Future Building gives students hands-on construction experience

Carolyn Butterworth heard that the construction industry is going to need 160,000 new workers. So the Grade 8 teacher at Whitchurch Highlands Public School north of Toronto took her students to Future Building, a job fair organized by the Ontario Construction Secretariat in Toronto.

“Many of the students are interested in the trades,” she said. “They know that the work force will be very difficult to enter when they are done high school.”

Butterworth made her comments Wednesday in an interview with DCN at Future Building at the Better Living Centre on the Canadian National Exhibition grounds. Future Building wraps up Thursday.

She noted the event gives students hands-on experience.

“They are exposed to all different types of jobs in the trades,” she said. “They really like the hands-on stuff. I actually have some girls who have tried welding, who would never have had that opportunity, unless they decided to take it in high school, which I’m sure they probably aren’t.”

OCS is expecting about 8,000 students to attend over three days, said Sean Strickland, chief executive officer for the organization, which includes representatives from government, unions and general contractors. “It’s very different from traditional career fairs where kids go to a booth and get a brochure,” Strickland said. “Here they actually get to cut some glass, weld some pipe, they get to set some tile, they get to walk an I-beam, they get to lay brick, they get to hammer and cut some wood and work with metal.”

John Dametto is in the electrical trade and currently teaches shop at West Credit Secondary School in Mississauga.
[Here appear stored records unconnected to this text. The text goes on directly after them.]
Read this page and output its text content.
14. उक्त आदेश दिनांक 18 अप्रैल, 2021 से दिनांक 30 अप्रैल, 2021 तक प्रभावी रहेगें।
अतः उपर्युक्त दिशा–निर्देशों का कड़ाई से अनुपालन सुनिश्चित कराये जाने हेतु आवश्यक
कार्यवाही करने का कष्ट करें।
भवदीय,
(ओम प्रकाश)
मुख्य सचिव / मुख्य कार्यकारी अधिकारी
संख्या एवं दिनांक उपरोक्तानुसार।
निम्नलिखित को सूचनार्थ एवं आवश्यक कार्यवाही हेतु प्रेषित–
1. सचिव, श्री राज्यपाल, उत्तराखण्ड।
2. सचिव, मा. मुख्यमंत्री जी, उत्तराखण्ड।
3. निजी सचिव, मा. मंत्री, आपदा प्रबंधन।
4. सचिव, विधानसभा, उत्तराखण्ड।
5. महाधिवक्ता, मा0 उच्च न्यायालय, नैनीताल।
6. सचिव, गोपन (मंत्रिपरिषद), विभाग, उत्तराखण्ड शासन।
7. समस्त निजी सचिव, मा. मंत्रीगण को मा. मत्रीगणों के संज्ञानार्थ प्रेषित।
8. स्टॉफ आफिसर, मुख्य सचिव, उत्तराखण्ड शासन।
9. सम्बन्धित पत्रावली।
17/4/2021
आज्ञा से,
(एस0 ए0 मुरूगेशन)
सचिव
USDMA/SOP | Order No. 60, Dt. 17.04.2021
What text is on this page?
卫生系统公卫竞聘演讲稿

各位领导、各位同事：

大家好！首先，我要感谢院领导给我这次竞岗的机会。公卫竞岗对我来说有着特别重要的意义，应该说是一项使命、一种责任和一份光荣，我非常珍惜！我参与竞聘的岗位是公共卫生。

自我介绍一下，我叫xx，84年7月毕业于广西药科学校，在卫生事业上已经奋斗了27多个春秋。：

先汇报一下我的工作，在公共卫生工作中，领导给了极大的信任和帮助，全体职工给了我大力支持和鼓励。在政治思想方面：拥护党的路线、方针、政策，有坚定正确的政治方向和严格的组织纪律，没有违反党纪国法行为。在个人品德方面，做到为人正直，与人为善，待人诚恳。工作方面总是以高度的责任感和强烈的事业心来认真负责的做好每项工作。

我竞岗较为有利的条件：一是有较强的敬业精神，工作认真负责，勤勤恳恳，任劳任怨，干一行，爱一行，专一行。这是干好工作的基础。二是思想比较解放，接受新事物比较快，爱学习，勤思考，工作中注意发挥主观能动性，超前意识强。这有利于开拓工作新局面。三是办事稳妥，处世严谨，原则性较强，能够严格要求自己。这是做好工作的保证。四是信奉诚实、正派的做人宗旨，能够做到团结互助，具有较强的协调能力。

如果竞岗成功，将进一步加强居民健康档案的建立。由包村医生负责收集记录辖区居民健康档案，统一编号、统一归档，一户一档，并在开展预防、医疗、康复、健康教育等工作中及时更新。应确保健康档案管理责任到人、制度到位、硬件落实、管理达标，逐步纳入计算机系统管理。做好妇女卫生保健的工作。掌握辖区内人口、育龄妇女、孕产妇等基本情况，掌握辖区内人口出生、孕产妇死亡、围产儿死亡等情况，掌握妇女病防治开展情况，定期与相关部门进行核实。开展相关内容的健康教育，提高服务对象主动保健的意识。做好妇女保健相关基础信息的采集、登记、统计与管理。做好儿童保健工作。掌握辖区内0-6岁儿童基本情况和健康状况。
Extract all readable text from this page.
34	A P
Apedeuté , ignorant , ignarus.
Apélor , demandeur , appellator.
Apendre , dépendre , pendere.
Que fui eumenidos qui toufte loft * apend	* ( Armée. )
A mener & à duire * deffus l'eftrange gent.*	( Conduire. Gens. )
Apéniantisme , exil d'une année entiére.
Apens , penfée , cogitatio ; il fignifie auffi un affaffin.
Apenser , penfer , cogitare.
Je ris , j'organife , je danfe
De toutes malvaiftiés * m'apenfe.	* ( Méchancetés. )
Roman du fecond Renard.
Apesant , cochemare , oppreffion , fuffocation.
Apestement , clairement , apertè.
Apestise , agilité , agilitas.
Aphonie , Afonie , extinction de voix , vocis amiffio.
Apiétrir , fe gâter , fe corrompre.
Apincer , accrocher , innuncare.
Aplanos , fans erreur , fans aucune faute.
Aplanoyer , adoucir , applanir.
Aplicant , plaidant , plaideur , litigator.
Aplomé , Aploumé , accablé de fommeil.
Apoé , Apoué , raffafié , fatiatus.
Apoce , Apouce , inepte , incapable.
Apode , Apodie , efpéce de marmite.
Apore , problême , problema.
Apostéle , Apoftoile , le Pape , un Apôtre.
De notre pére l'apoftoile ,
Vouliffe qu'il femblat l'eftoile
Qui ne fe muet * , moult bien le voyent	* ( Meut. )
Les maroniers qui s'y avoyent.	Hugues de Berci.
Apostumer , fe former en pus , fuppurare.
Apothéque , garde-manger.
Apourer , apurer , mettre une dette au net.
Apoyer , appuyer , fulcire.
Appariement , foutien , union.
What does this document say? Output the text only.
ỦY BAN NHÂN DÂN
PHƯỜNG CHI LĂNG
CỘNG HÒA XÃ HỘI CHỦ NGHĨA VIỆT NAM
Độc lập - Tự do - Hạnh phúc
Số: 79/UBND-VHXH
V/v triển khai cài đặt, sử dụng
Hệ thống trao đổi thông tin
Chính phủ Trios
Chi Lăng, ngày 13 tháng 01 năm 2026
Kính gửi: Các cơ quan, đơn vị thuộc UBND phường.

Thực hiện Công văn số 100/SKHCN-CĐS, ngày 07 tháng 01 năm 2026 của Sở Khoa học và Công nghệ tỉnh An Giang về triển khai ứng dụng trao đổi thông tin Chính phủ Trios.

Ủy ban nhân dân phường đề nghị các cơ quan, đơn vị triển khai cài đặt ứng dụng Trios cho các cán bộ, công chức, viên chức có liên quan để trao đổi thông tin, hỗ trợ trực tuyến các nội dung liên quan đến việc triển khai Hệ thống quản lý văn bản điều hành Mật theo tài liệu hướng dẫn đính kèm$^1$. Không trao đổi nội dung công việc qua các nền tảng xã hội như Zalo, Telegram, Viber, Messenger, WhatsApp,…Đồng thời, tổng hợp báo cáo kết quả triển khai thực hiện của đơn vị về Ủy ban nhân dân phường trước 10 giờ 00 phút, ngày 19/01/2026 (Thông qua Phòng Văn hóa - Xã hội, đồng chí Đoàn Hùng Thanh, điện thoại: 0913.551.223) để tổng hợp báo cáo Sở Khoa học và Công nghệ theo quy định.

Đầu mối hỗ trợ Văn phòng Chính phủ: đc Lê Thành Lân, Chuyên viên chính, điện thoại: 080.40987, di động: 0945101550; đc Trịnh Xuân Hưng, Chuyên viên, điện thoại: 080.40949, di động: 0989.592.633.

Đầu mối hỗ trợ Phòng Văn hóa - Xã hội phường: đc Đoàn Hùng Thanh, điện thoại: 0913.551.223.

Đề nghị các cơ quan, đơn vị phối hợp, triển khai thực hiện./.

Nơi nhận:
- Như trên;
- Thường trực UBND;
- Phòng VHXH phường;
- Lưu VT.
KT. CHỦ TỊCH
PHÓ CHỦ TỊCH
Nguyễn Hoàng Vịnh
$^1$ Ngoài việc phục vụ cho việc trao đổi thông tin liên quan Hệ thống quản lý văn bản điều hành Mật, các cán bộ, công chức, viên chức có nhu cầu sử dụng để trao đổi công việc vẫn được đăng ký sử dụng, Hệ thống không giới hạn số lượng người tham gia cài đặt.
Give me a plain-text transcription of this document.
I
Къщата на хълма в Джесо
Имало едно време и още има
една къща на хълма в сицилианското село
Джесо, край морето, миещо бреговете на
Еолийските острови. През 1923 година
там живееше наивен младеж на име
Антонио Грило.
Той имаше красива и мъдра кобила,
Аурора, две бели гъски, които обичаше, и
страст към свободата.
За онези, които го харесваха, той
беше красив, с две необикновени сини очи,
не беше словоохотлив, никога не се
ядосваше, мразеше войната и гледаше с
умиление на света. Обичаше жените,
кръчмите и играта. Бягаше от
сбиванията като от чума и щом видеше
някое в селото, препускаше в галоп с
Along with another teacher, he brought 39 shop students to Future Building, to “convince students that trades are the way to go.”

He said it’s “great” that they get hands-on experience and it helps reinforce what he tells his students.

Exhibitors included unions representing a variety of skilled construction trades, including carpenters, iron workers, welders, crane operators and boilermakers.

“We get teachers who are interested in supplying information to their students,” said Blair Allin, health and safety and upgrading instructor at International Brotherhood of Boilermakers Local 128, who was manning his union’s booth at Future Building. “I would think any youth that is looking for employment in any occupation should seriously consider becoming a welder. If you look at all the different construction trades at this trades fair, whether it be boilermakers, pipefitters, iron workers, sheet metal workers, millwrights, they all require welders. And that is a skill that you can use anywhere in the world.”